Gian Arturo Ferrari, Corriere della Sera 26/10/2012, 26 ottobre 2012
NON ESISTE SOLO LA RESPONSABILITA’ PENALE
Il principio socratico «Nemo sua sponte peccat» (Nessuno fa il male deliberatamente) asserisce in parole povere che c’è da aver più paura degli stupidi che dei malvagi. Detto con più eleganza, è un principio illuminista secondo cui il male è il buio dell’ignoranza, che appunto i lumi si incaricheranno di schiarire. Un’idea opposta a quella cristiana secondo cui il male, penetrato nell’uomo con il peccato originale, viene dall’uomo, per debolezza o per protervia, deliberatamente perseguito. Da un punto di vista filosofico, la posizione su questo dilemma determina la valutazione che si dà della sentenza sul terremoto dell’Aquila. E in questo caso sembra proprio che il principio illuminista sia il più plausibile.

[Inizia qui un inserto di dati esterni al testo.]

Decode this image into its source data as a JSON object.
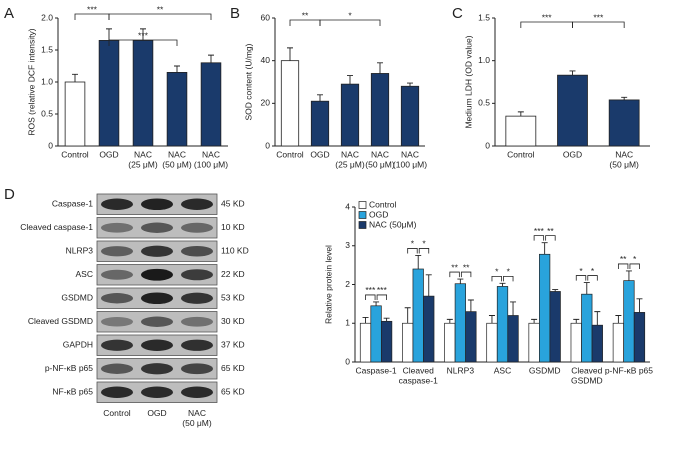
{
  "chart_data": [
    {
      "type": "bar",
      "panel": "A",
      "ylabel": "ROS (relative DCF intensity)",
      "categories": [
        [
          "Control"
        ],
        [
          "OGD"
        ],
        [
          "NAC",
          "(25 μM)"
        ],
        [
          "NAC",
          "(50 μM)"
        ],
        [
          "NAC",
          "(100 μM)"
        ]
      ],
      "values": [
        1.0,
        1.65,
        1.65,
        1.15,
        1.3
      ],
      "errors": [
        0.12,
        0.18,
        0.18,
        0.1,
        0.12
      ],
      "colors": [
        "#ffffff",
        "#1a3a6b",
        "#1a3a6b",
        "#1a3a6b",
        "#1a3a6b"
      ],
      "ylim": [
        0,
        2
      ],
      "yticks": [
        0,
        0.5,
        {
          "value": 1,
          "label": "1.0"
        },
        1.5,
        {
          "value": 2,
          "label": "2.0"
        }
      ],
      "annotations": [
        "***",
        "**",
        "***"
      ]
    },
    {
      "type": "bar",
      "panel": "B",
      "ylabel": "SOD content (U/mg)",
      "categories": [
        [
          "Control"
        ],
        [
          "OGD"
        ],
        [
          "NAC",
          "(25 μM)"
        ],
        [
          "NAC",
          "(50 μM)"
        ],
        [
          "NAC",
          "(100 μM)"
        ]
      ],
      "values": [
        40,
        21,
        29,
        34,
        28
      ],
      "errors": [
        6,
        3,
        4,
        5,
        1.5
      ],
      "colors": [
        "#ffffff",
        "#1a3a6b",
        "#1a3a6b",
        "#1a3a6b",
        "#1a3a6b"
      ],
      "ylim": [
        0,
        60
      ],
      "yticks": [
        0,
        20,
        40,
        60
      ],
      "annotations": [
        "**",
        "*"
      ]
    },
    {
      "type": "bar",
      "panel": "C",
      "ylabel": "Medium LDH (OD value)",
      "categories": [
        [
          "Control"
        ],
        [
          "OGD"
        ],
        [
          "NAC",
          "(50 μM)"
        ]
      ],
      "values": [
        0.35,
        0.83,
        0.54
      ],
      "errors": [
        0.05,
        0.05,
        0.03
      ],
      "colors": [
        "#ffffff",
        "#1a3a6b",
        "#1a3a6b"
      ],
      "ylim": [
        0,
        1.5
      ],
      "yticks": [
        0,
        0.5,
        {
          "value": 1,
          "label": "1.0"
        },
        1.5
      ],
      "annotations": [
        "***",
        "***"
      ]
    },
    {
      "type": "grouped_bar",
      "ylabel": "Relative protein level",
      "categories": [
        [
          "Caspase-1"
        ],
        [
          "Cleaved",
          "caspase-1"
        ],
        [
          "NLRP3"
        ],
        [
          "ASC"
        ],
        [
          "GSDMD"
        ],
        [
          "Cleaved",
          "GSDMD"
        ],
        [
          "p-NF-κB p65"
        ]
      ],
      "series": [
        {
          "name": "Control",
          "color": "#ffffff",
          "values": [
            1,
            1,
            1,
            1,
            1,
            1,
            1
          ],
          "errors": [
            0.15,
            0.4,
            0.1,
            0.2,
            0.1,
            0.1,
            0.2
          ]
        },
        {
          "name": "OGD",
          "color": "#29a3dc",
          "values": [
            1.45,
            2.4,
            2.02,
            1.95,
            2.78,
            1.75,
            2.1
          ],
          "errors": [
            0.1,
            0.35,
            0.12,
            0.08,
            0.3,
            0.3,
            0.25
          ]
        },
        {
          "name": "NAC (50μM)",
          "color": "#1a3a6b",
          "values": [
            1.05,
            1.7,
            1.3,
            1.2,
            1.82,
            0.95,
            1.28
          ],
          "errors": [
            0.08,
            0.55,
            0.3,
            0.35,
            0.05,
            0.35,
            0.35
          ]
        }
      ],
      "ylim": [
        0,
        4
      ],
      "yticks": [
        0,
        1,
        2,
        3,
        4
      ],
      "legend": "top-left",
      "annotations": [
        [
          "***",
          "***"
        ],
        [
          "*",
          "*"
        ],
        [
          "**",
          "**"
        ],
        [
          "*",
          "*"
        ],
        [
          "***",
          "**"
        ],
        [
          "*",
          "*"
        ],
        [
          "**",
          "*"
        ]
      ]
    }
  ],
  "blot": {
    "panel": "D",
    "rows": [
      {
        "name": "Caspase-1",
        "size": "45 KD"
      },
      {
        "name": "Cleaved caspase-1",
        "size": "10 KD"
      },
      {
        "name": "NLRP3",
        "size": "110 KD"
      },
      {
        "name": "ASC",
        "size": "22 KD"
      },
      {
        "name": "GSDMD",
        "size": "53 KD"
      },
      {
        "name": "Cleaved GSDMD",
        "size": "30 KD"
      },
      {
        "name": "GAPDH",
        "size": "37 KD"
      },
      {
        "name": "p-NF-κB p65",
        "size": "65 KD"
      },
      {
        "name": "NF-κB p65",
        "size": "65 KD"
      }
    ],
    "columns": [
      [
        "Control"
      ],
      [
        "OGD"
      ],
      [
        "NAC",
        "(50 μM)"
      ]
    ]
  }
}
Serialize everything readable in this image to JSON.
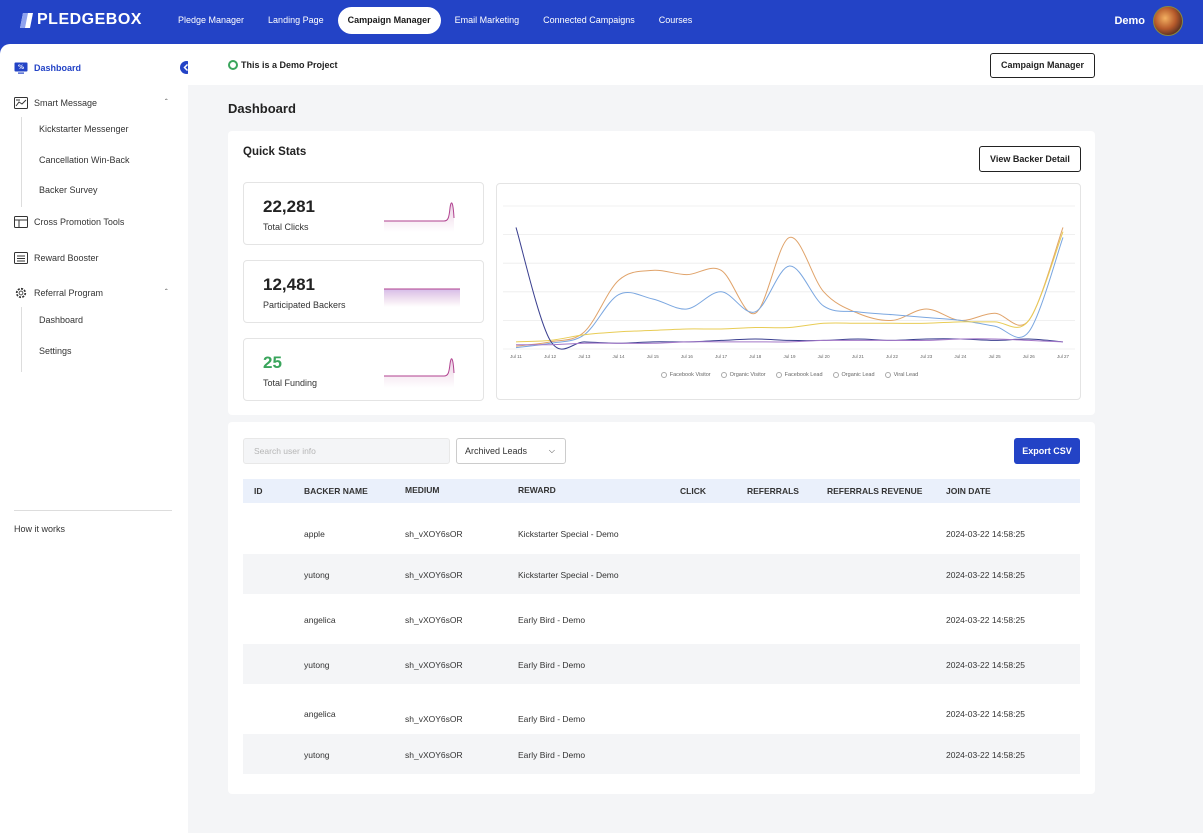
{
  "brand": {
    "name": "PLEDGEBOX"
  },
  "nav": {
    "items": [
      {
        "label": "Pledge Manager"
      },
      {
        "label": "Landing Page"
      },
      {
        "label": "Campaign Manager",
        "active": true
      },
      {
        "label": "Email Marketing"
      },
      {
        "label": "Connected Campaigns"
      },
      {
        "label": "Courses"
      }
    ],
    "user_name": "Demo"
  },
  "sidebar": {
    "dashboard": "Dashboard",
    "smart_message": "Smart Message",
    "smart_message_sub": [
      "Kickstarter Messenger",
      "Cancellation Win-Back",
      "Backer Survey"
    ],
    "cross_promotion": "Cross Promotion Tools",
    "reward_booster": "Reward Booster",
    "referral_program": "Referral Program",
    "referral_sub": [
      "Dashboard",
      "Settings"
    ],
    "how_it_works": "How it  works"
  },
  "subbar": {
    "demo_text": "This is a Demo Project",
    "campaign_button": "Campaign Manager"
  },
  "page": {
    "title": "Dashboard"
  },
  "quick_stats": {
    "title": "Quick Stats",
    "view_button": "View Backer Detail",
    "stats": [
      {
        "value": "22,281",
        "label": "Total Clicks"
      },
      {
        "value": "12,481",
        "label": "Participated Backers"
      },
      {
        "value": "25",
        "label": "Total Funding"
      }
    ]
  },
  "chart_data": {
    "type": "line",
    "x": [
      "Jul 11",
      "Jul 12",
      "Jul 13",
      "Jul 14",
      "Jul 15",
      "Jul 16",
      "Jul 17",
      "Jul 18",
      "Jul 19",
      "Jul 20",
      "Jul 21",
      "Jul 22",
      "Jul 23",
      "Jul 24",
      "Jul 25",
      "Jul 26",
      "Jul 27"
    ],
    "series": [
      {
        "name": "Facebook Visitor",
        "color": "#e0a36a",
        "values": [
          2,
          5,
          12,
          48,
          55,
          52,
          55,
          25,
          78,
          40,
          25,
          20,
          28,
          20,
          25,
          20,
          85
        ]
      },
      {
        "name": "Organic Visitor",
        "color": "#7ba7e0",
        "values": [
          1,
          4,
          10,
          38,
          35,
          28,
          40,
          26,
          58,
          30,
          26,
          24,
          22,
          20,
          16,
          12,
          78
        ]
      },
      {
        "name": "Facebook Lead",
        "color": "#e8cc55",
        "values": [
          5,
          6,
          10,
          12,
          13,
          14,
          14,
          15,
          15,
          18,
          18,
          18,
          18,
          19,
          19,
          20,
          82
        ]
      },
      {
        "name": "Organic Lead",
        "color": "#3a3f8f",
        "values": [
          85,
          6,
          5,
          4,
          5,
          5,
          6,
          7,
          6,
          6,
          7,
          6,
          7,
          7,
          6,
          7,
          5
        ]
      },
      {
        "name": "Viral Lead",
        "color": "#a478c8",
        "values": [
          3,
          3,
          4,
          4,
          4,
          5,
          5,
          5,
          5,
          6,
          6,
          6,
          6,
          7,
          7,
          6,
          5
        ]
      }
    ],
    "ylim": [
      0,
      100
    ],
    "grid": true,
    "legend": "bottom"
  },
  "table": {
    "search_placeholder": "Search user info",
    "filter_value": "Archived Leads",
    "export_button": "Export CSV",
    "columns": [
      "ID",
      "BACKER NAME",
      "MEDIUM",
      "REWARD",
      "CLICK",
      "REFERRALS",
      "REFERRALS REVENUE",
      "JOIN DATE"
    ],
    "rows": [
      {
        "id": "",
        "name": "apple",
        "medium": "sh_vXOY6sOR",
        "reward": "Kickstarter Special - Demo",
        "click": "",
        "referrals": "",
        "revenue": "",
        "join": "2024-03-22 14:58:25"
      },
      {
        "id": "",
        "name": "yutong",
        "medium": "sh_vXOY6sOR",
        "reward": "Kickstarter Special - Demo",
        "click": "",
        "referrals": "",
        "revenue": "",
        "join": "2024-03-22 14:58:25"
      },
      {
        "id": "",
        "name": "angelica",
        "medium": "sh_vXOY6sOR",
        "reward": "Early Bird - Demo",
        "click": "",
        "referrals": "",
        "revenue": "",
        "join": "2024-03-22 14:58:25"
      },
      {
        "id": "",
        "name": "yutong",
        "medium": "sh_vXOY6sOR",
        "reward": "Early Bird - Demo",
        "click": "",
        "referrals": "",
        "revenue": "",
        "join": "2024-03-22 14:58:25"
      },
      {
        "id": "",
        "name": "angelica",
        "medium": "sh_vXOY6sOR",
        "reward": "Early Bird - Demo",
        "click": "",
        "referrals": "",
        "revenue": "",
        "join": "2024-03-22 14:58:25"
      },
      {
        "id": "",
        "name": "yutong",
        "medium": "sh_vXOY6sOR",
        "reward": "Early Bird - Demo",
        "click": "",
        "referrals": "",
        "revenue": "",
        "join": "2024-03-22 14:58:25"
      }
    ]
  },
  "colors": {
    "brand": "#2343c6",
    "green": "#3aa55c",
    "spark": "#b0418f"
  }
}
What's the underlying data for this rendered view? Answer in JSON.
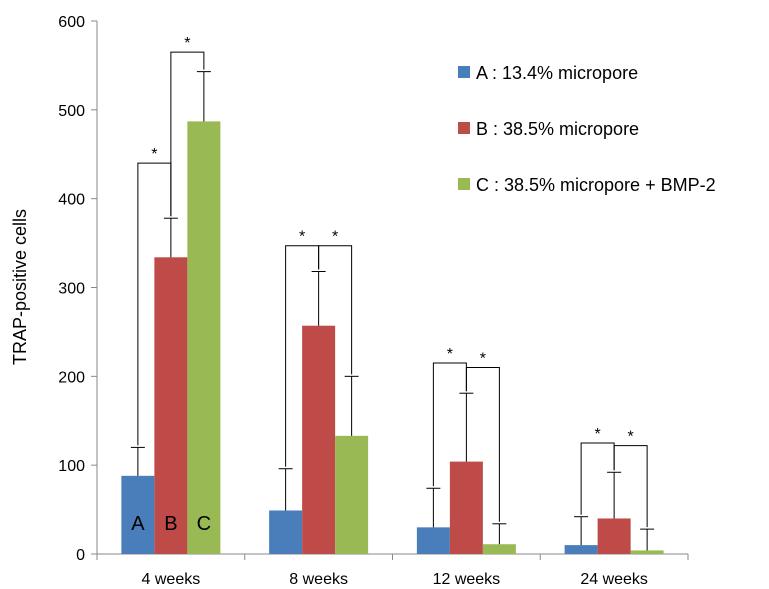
{
  "chart_data": {
    "type": "bar",
    "title": "",
    "xlabel": "",
    "ylabel": "TRAP-positive cells",
    "ylim": [
      0,
      600
    ],
    "yticks": [
      0,
      100,
      200,
      300,
      400,
      500,
      600
    ],
    "grid": false,
    "legend_position": "top-right",
    "categories": [
      "4 weeks",
      "8 weeks",
      "12 weeks",
      "24 weeks"
    ],
    "series": [
      {
        "name": "A : 13.4% micropore",
        "letter": "A",
        "color": "#4A7EBB",
        "values": [
          88,
          49,
          30,
          10
        ],
        "errors": [
          32,
          47,
          44,
          32
        ]
      },
      {
        "name": "B : 38.5% micropore",
        "letter": "B",
        "color": "#BE4B48",
        "values": [
          334,
          257,
          104,
          40
        ],
        "errors": [
          44,
          61,
          77,
          52
        ]
      },
      {
        "name": "C : 38.5% micropore + BMP-2",
        "letter": "C",
        "color": "#98B954",
        "values": [
          487,
          133,
          11,
          4
        ],
        "errors": [
          56,
          67,
          23,
          24
        ]
      }
    ],
    "bar_letters_category": 0,
    "significance": [
      {
        "category": 0,
        "from": 0,
        "to": 1,
        "label": "*",
        "y": 440
      },
      {
        "category": 0,
        "from": 1,
        "to": 2,
        "label": "*",
        "y": 565
      },
      {
        "category": 1,
        "from": 0,
        "to": 1,
        "label": "*",
        "y": 347
      },
      {
        "category": 1,
        "from": 1,
        "to": 2,
        "label": "*",
        "y": 347
      },
      {
        "category": 2,
        "from": 0,
        "to": 1,
        "label": "*",
        "y": 215
      },
      {
        "category": 2,
        "from": 1,
        "to": 2,
        "label": "*",
        "y": 210
      },
      {
        "category": 3,
        "from": 0,
        "to": 1,
        "label": "*",
        "y": 125
      },
      {
        "category": 3,
        "from": 1,
        "to": 2,
        "label": "*",
        "y": 122
      }
    ]
  }
}
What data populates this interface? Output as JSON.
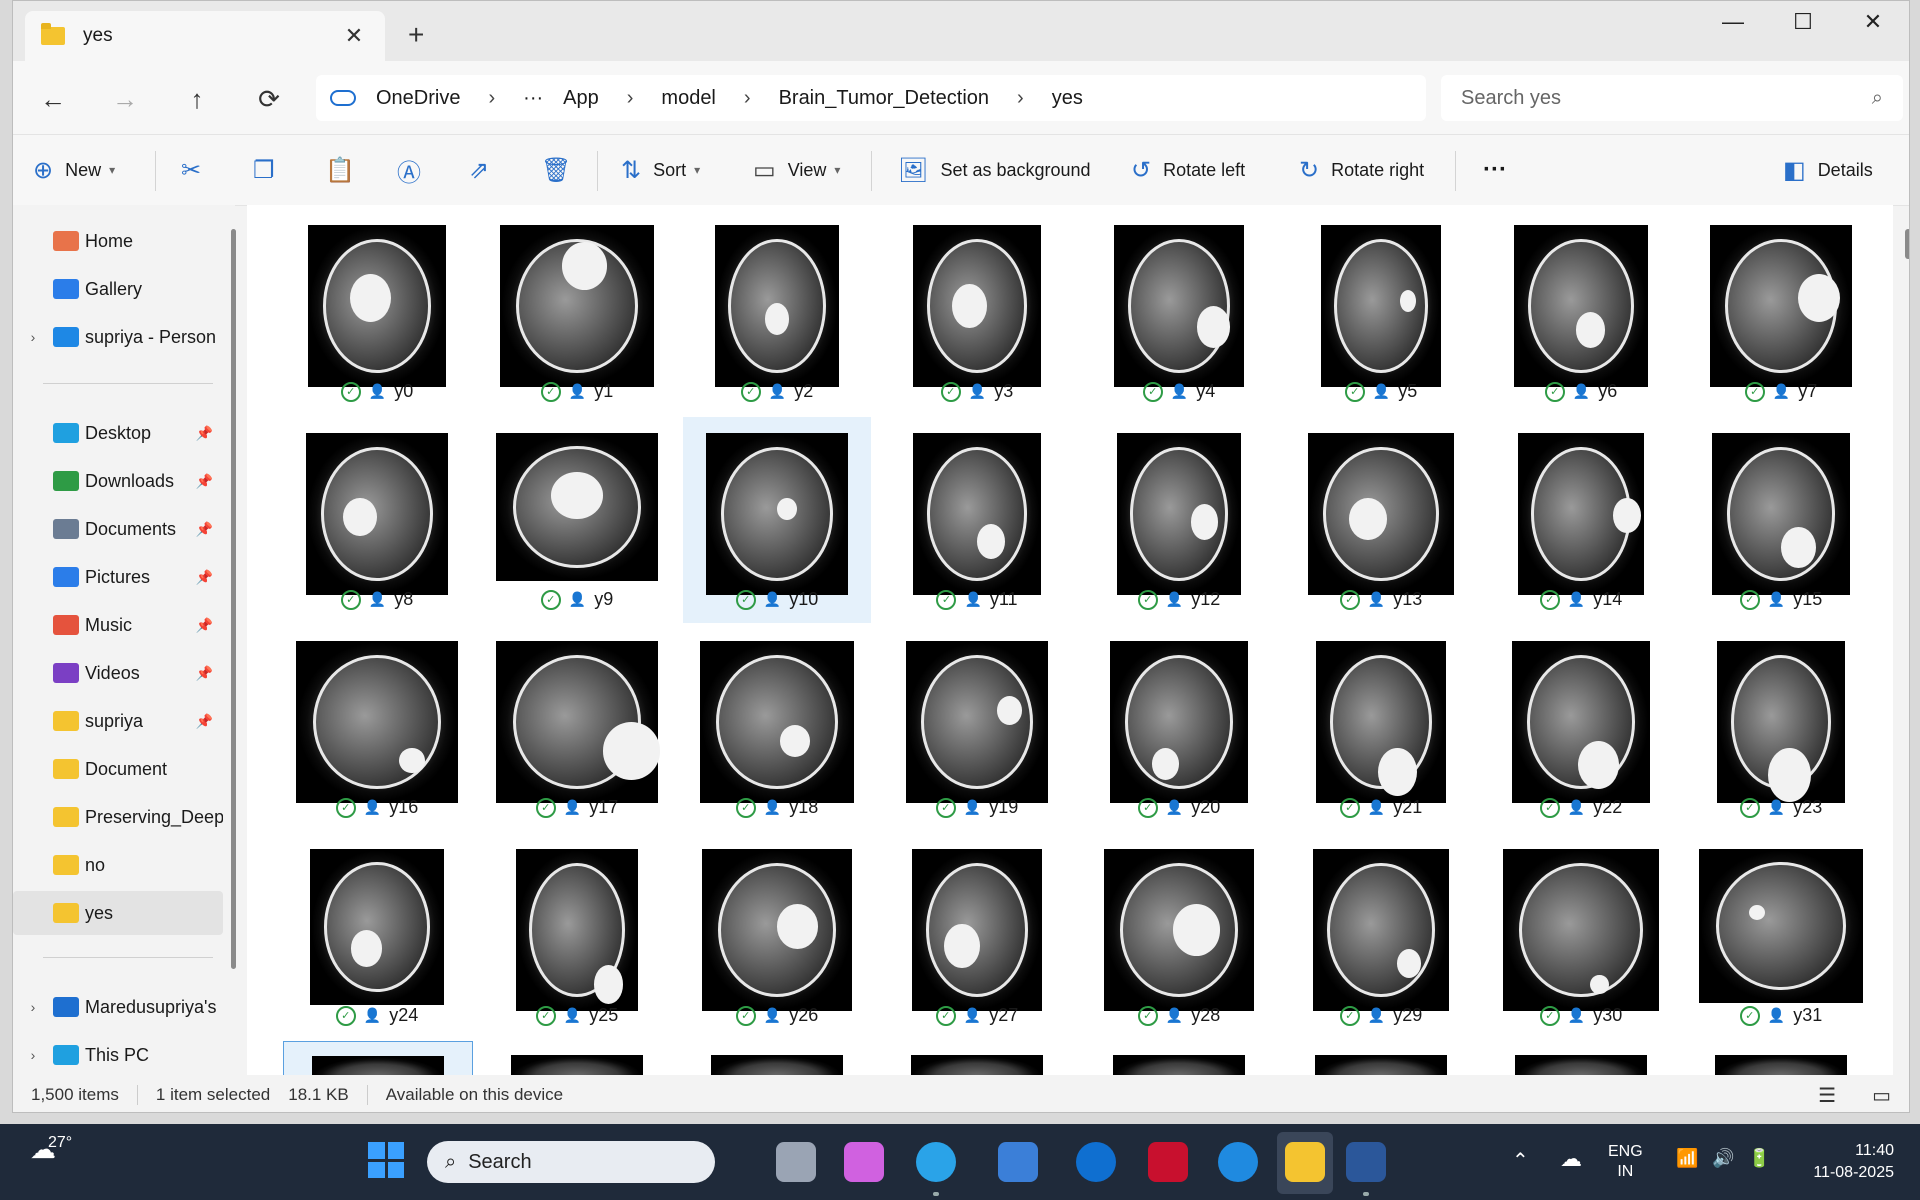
{
  "window": {
    "tab_title": "yes",
    "new_tab": "+",
    "controls": {
      "minimize": "—",
      "maximize": "☐",
      "close": "✕"
    }
  },
  "nav": {
    "back": "←",
    "forward": "→",
    "up": "↑",
    "refresh": "⟳",
    "breadcrumb": [
      "OneDrive",
      "···",
      "App",
      "model",
      "Brain_Tumor_Detection",
      "yes"
    ],
    "search_placeholder": "Search yes"
  },
  "toolbar": {
    "new_label": "New",
    "sort_label": "Sort",
    "view_label": "View",
    "set_background_label": "Set as background",
    "rotate_left_label": "Rotate left",
    "rotate_right_label": "Rotate right",
    "more_label": "···",
    "details_label": "Details"
  },
  "sidebar": {
    "items": [
      {
        "label": "Home",
        "color": "#e8734a"
      },
      {
        "label": "Gallery",
        "color": "#2b7de9"
      },
      {
        "label": "supriya - Person",
        "color": "#1e88e5"
      },
      {
        "label": "Desktop",
        "color": "#1fa0e0"
      },
      {
        "label": "Downloads",
        "color": "#2e9b45"
      },
      {
        "label": "Documents",
        "color": "#6b7c93"
      },
      {
        "label": "Pictures",
        "color": "#2b7de9"
      },
      {
        "label": "Music",
        "color": "#e5533d"
      },
      {
        "label": "Videos",
        "color": "#7b3fc4"
      },
      {
        "label": "supriya",
        "color": "#f4c430"
      },
      {
        "label": "Document",
        "color": "#f4c430"
      },
      {
        "label": "Preserving_Deep",
        "color": "#f4c430"
      },
      {
        "label": "no",
        "color": "#f4c430"
      },
      {
        "label": "yes",
        "color": "#f4c430"
      },
      {
        "label": "Maredusupriya's",
        "color": "#1e6fd0"
      },
      {
        "label": "This PC",
        "color": "#1fa0e0"
      }
    ]
  },
  "files": [
    "y0",
    "y1",
    "y2",
    "y3",
    "y4",
    "y5",
    "y6",
    "y7",
    "y8",
    "y9",
    "y10",
    "y11",
    "y12",
    "y13",
    "y14",
    "y15",
    "y16",
    "y17",
    "y18",
    "y19",
    "y20",
    "y21",
    "y22",
    "y23",
    "y24",
    "y25",
    "y26",
    "y27",
    "y28",
    "y29",
    "y30",
    "y31"
  ],
  "selected_file": "y10",
  "status": {
    "count": "1,500 items",
    "selection": "1 item selected",
    "size": "18.1 KB",
    "availability": "Available on this device"
  },
  "taskbar": {
    "weather": "27°",
    "search": "Search",
    "lang1": "ENG",
    "lang2": "IN",
    "time": "11:40",
    "date": "11-08-2025"
  }
}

Mentre infatti suona inverosimile che quell’elevato consesso di accademici e alti funzionari abbia deliberatamente ingannato i cittadini dell’Aquila, risulta di palmare evidenza che si trattava di un’accolita di incompetenti, provvisti però di una robusta dose di arroganza. Accresciuta adesso, l’arroganza, dalla asserzione burbanzosa che i fenomeni naturali sono imprevedibili. (Anche noi ne avevamo avuto qualche sentore, guardando il meteo... E, peraltro, se così stanno le cose, a che pro mantenere altisonanti commissioni e non sostituirle con un lanciatore di moneta che, testa o croce, ci illumini sul futuro?). Altra faccenda è la sanzione penale comminata ai chiarissimi incapaci, la quale sembra più che altro riecheggiare la memorabile invettiva di Giorgio Bracardi «In galera!». Ma che ha la sua radice in un fenomeno solamente nostro, italianissimo, e cioè la riduzione di ogni forma di responsabilità a quella penale. È scomparsa infatti la nozione di responsabilità politica, specie per quanto riguarda la corruzione e i rapporti con la criminalità organizzata. Dovrebbe essere evidente che oltre a quelle individuali vi sono qui responsabilità collettive, cioè politiche, ma queste ultime, non essendo sanzionate da chi le dovrebbe sanzionare, cioè dagli elettori e dal pubblico disprezzo finiscono per dissolversi.
Sorte analoga è capitata alle responsabilità etiche, anche nella versione molto ridotta che attiene ai comportamenti quotidiani, alle nozioni di decoro e di decenza, forse piccolo borghesi, ma proprie delle forme evolute di civile convivenza. Tranne rari casi (le dimissioni del sottosegretario Malinconico ne sono state un lodevole esempio) non sono neppure avvertite come responsabilità o vengono attribuite a una sfera privata, pressoché inesistente nel caso di figure per definizione pubbliche. Vi sono infine responsabilità specificamente professionali, gestionali, tecniche, non essendo a priori da escludere che persone specchiate e incensurabili risultino poi alla prova dei fatti dei perfetti incapaci. L’opacità raggiunge qui il massimo, in parte per difesa corporativa, in parte per sudditanza dell’informazione. Sta di fatto che non si sa mai chi siano i responsabili delle inefficienze, delle trascuratezze, degli sprechi e di tutti i disastri tutti i giorni sotto gli occhi di tutti. Questa atrofia nazionale del senso di responsabilità e delle relative sanzioni ha finito per caricare la responsabilità penale — un caso estremo — di pesi impropri. Le è stato chiesto di vicariare tutte le altre forme di responsabilità, ma con il vincolo delle garanzie necessarie quando è in gioco la libertà dei cittadini. Con il conseguente doppio rischio di forzare le garanzie per affermare una responsabilità forse non penale, ma di sicuro non altrimenti sanzionabile. Ovvero di mantenere le garanzie e negare la responsabilità penale, ma di fatto assolvere da ogni altra forma di responsabilità. Come si vede spesso dalla giocondità degli assolti, che interpretano l’aver schivato la galera come un encomio solenne dei propri comportamenti. Il problema, dunque, non è — o non è solo — la giustizia penale, ma la sensibilità sociale. E le colpe non sono qui dei politici o dei magistrati, ma nostre, di una pubblica opinione poco educata, ancora da dirozzare. In Germania i ministri si dimettono per aver a suo tempo copiato, in tutto o in parte, la propria tesi di laurea. I condannati dell’Aquila avrebbero fatto bene, all’indomani del terremoto, a chiedere pubblicamente scusa per la tragica topica, a dimettersi dalle proprie prestigiose cariche e a togliersi dalla circolazione.
Avrebbero evitato, se non altro moralmente, la condanna.